The entire experience was a sensual feast – of the eyes with the vestments, the candles, the icons the people; of the ears with the chanting and hymns and prayers and then the bells of celebration; of the mouth with the Eucharist and then the paschal feasting; and of the body with the crossings and bowings and prostrations and processions.  Every part was engaged.  It took a long time.  But since nobody had anyplace else they had to be in the middle of the night, time was forgotten.  We could just join the river of the liturgy and flow with it until we were done.

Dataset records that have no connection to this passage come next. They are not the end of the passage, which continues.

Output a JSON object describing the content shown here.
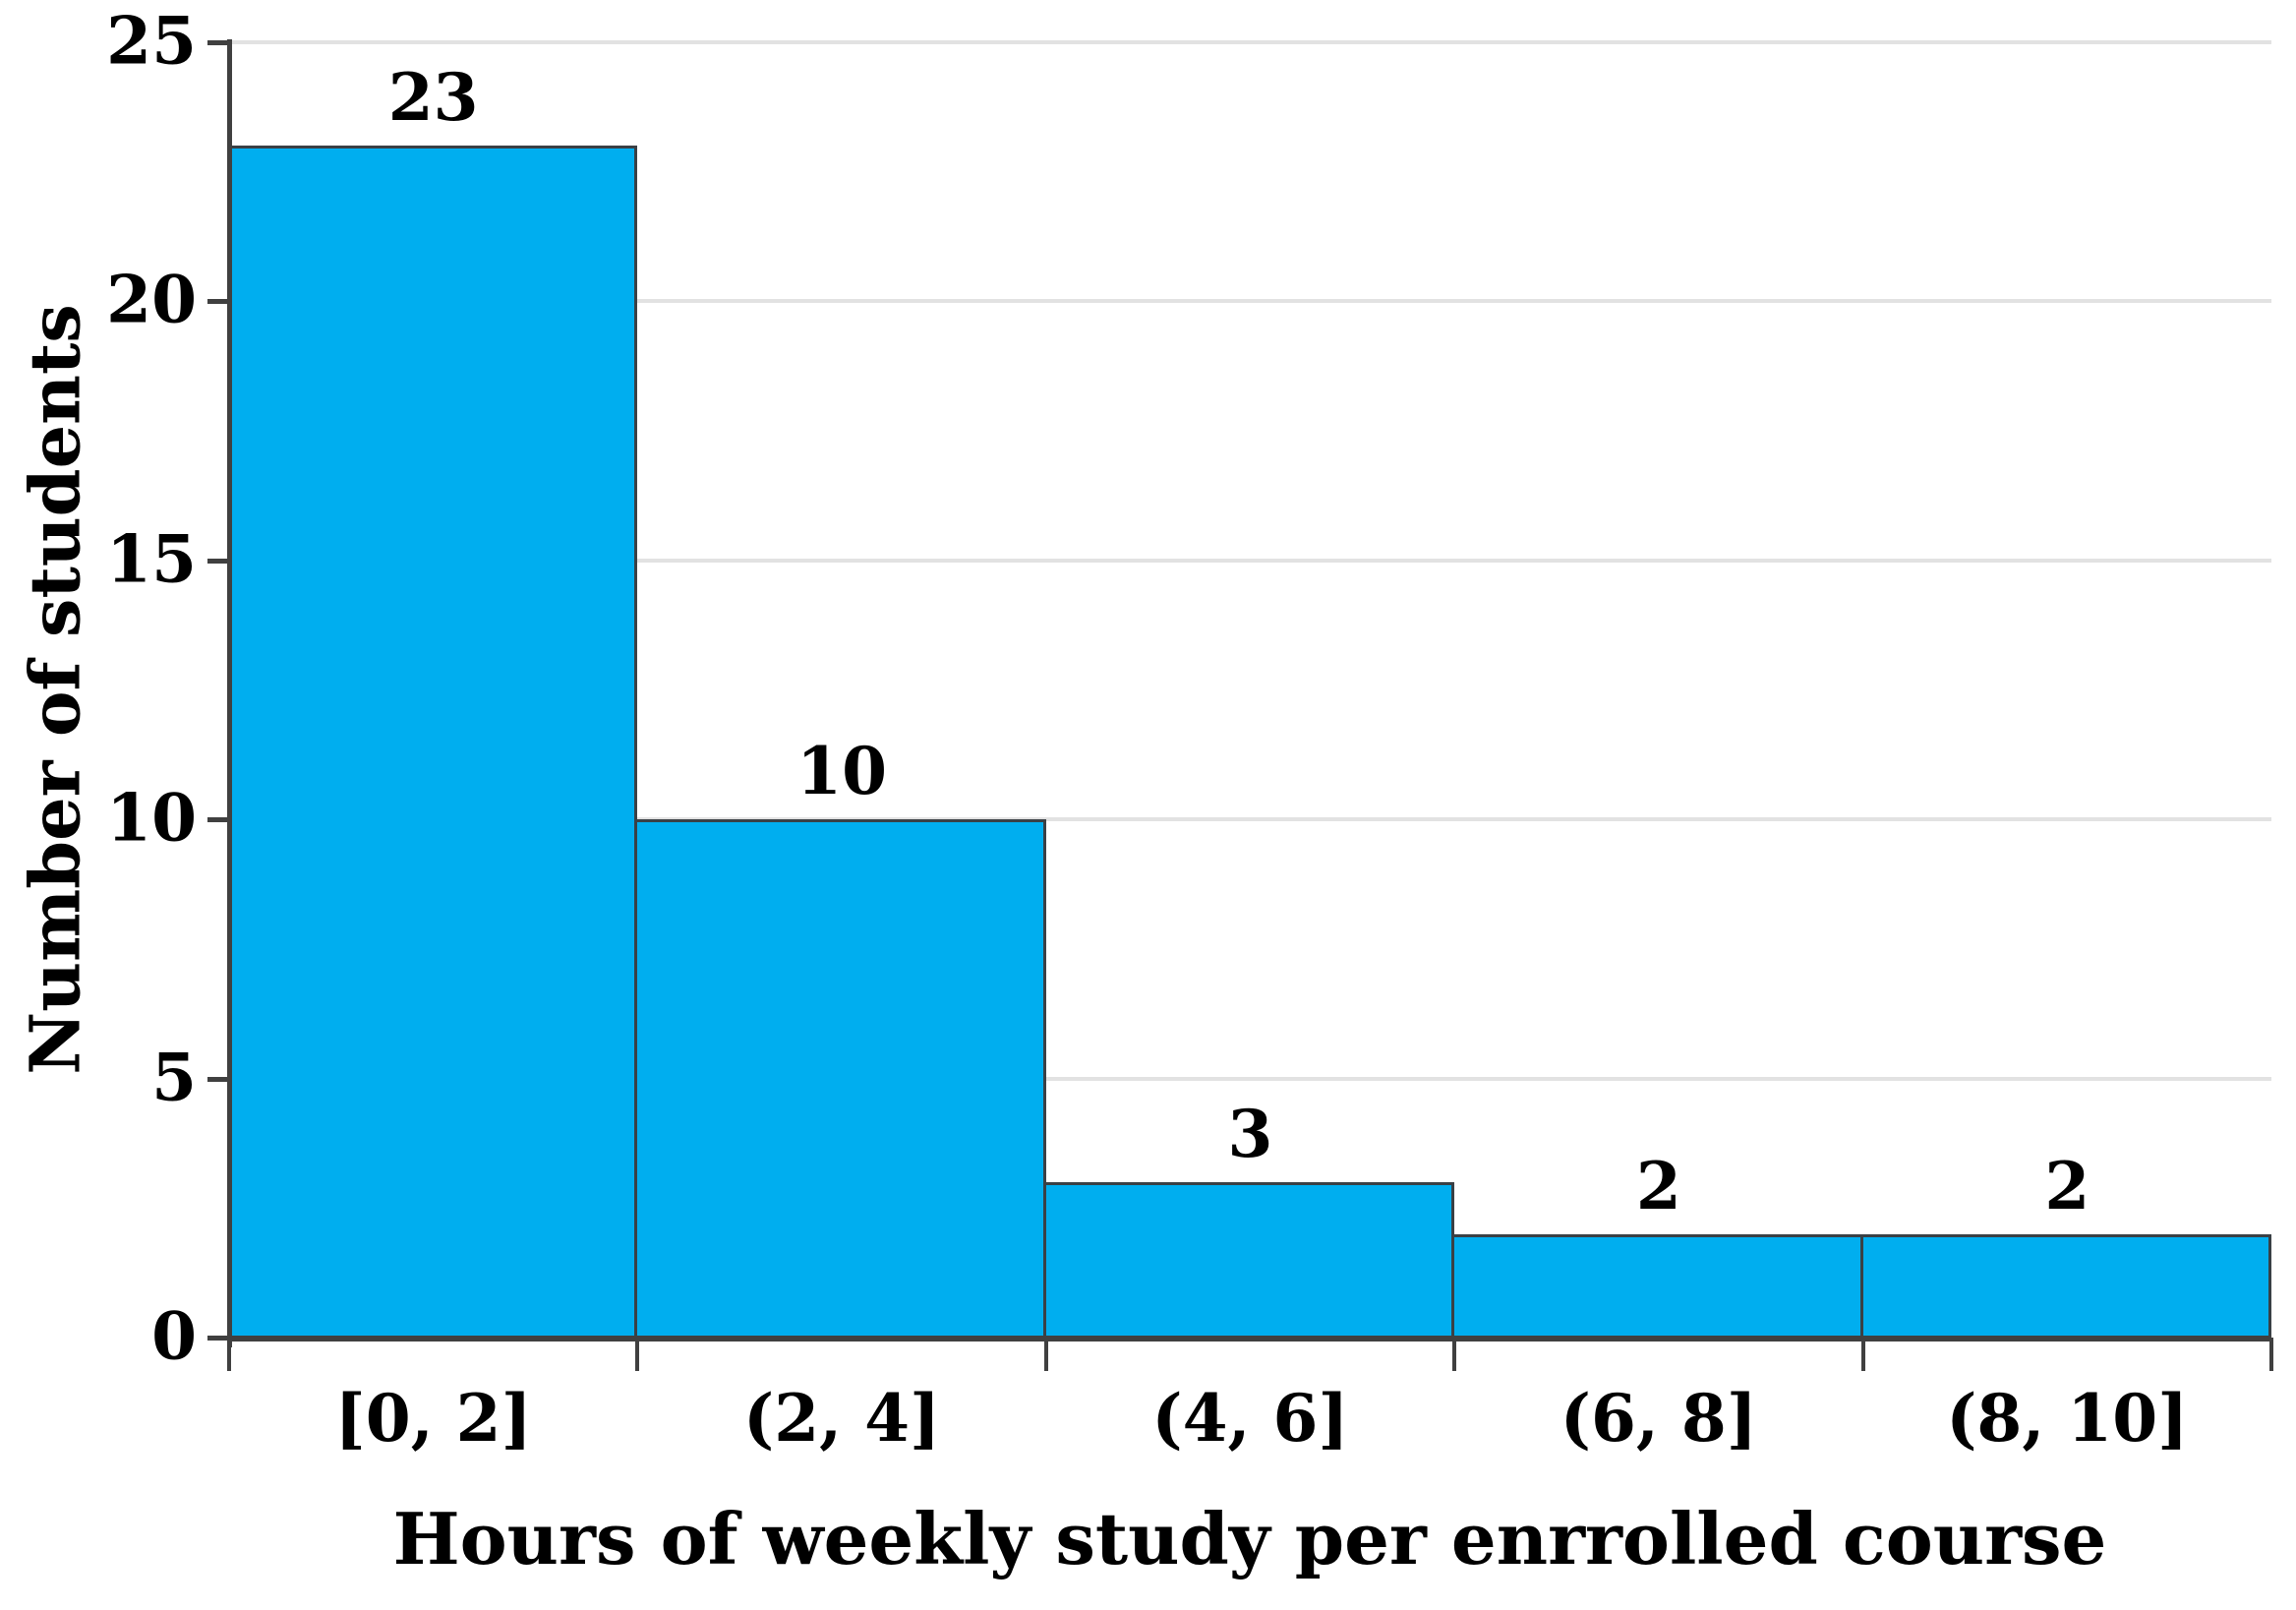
{
  "chart_data": {
    "type": "bar",
    "subtype": "histogram",
    "title": "",
    "xlabel": "Hours of weekly study per enrrolled course",
    "ylabel": "Number of students",
    "categories": [
      "[0, 2]",
      "(2, 4]",
      "(4, 6]",
      "(6, 8]",
      "(8, 10]"
    ],
    "values": [
      23,
      10,
      3,
      2,
      2
    ],
    "bar_labels": [
      "23",
      "10",
      "3",
      "2",
      "2"
    ],
    "ylim": [
      0,
      25
    ],
    "yticks": [
      0,
      5,
      10,
      15,
      20,
      25
    ],
    "ytick_labels": [
      "0",
      "5",
      "10",
      "15",
      "20",
      "25"
    ],
    "grid": "horizontal",
    "legend": "none",
    "bars_contiguous": true,
    "colors": {
      "bar_fill": "#00AEEF",
      "bar_border": "#3a4045",
      "axis": "#404040",
      "gridline": "#e2e2e2",
      "text": "#000000",
      "background": "#ffffff"
    }
  }
}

It was strange making my way home at 4:30 AM, which is usually just past the time I’m getting up to go to work in the morning.  Even more strange was going on a long run at 11:00 AM just as the Methodists and the Presbyterians and the Baptists down the street were all arriving in the Easter Sunday best for their hour-or-so-long celebration of Easter.  I found myself running to the rhythms and harmonies of the hymns and chants I had worked so hard to master just a few hours before.


Attending an Easter service that stared just before Midnight and went on for almost four hours is hard.  So is trying to master the different ‘tones’ for the chants, they different tunes for the hymns, they different harmonies that go along with them, not to mention the protocols of when to bow, what to kiss, when to cross.  Oh and did I mention that we stand for our services – for the whole thing, except with the priest is preaching?  With so many trees it might be easy to miss the forest.  But the opposite is also true.  We are surrounded by churches of all kinds who in their zeal to simplify remove so many of the trees that the forest is reduced to clear-cut nothingness.  I for one would much prefer too much than not enough.  Too much content.  Too much theology.  Too much Scripture.  Too much meaning.  Too much Christ.  Too much Theotokos.  Too much holy Trinity.  But maybe that’s just me.

Definitely not easy.  Overwhelming in both form and content.  Hard Christianity.  But so very worth it.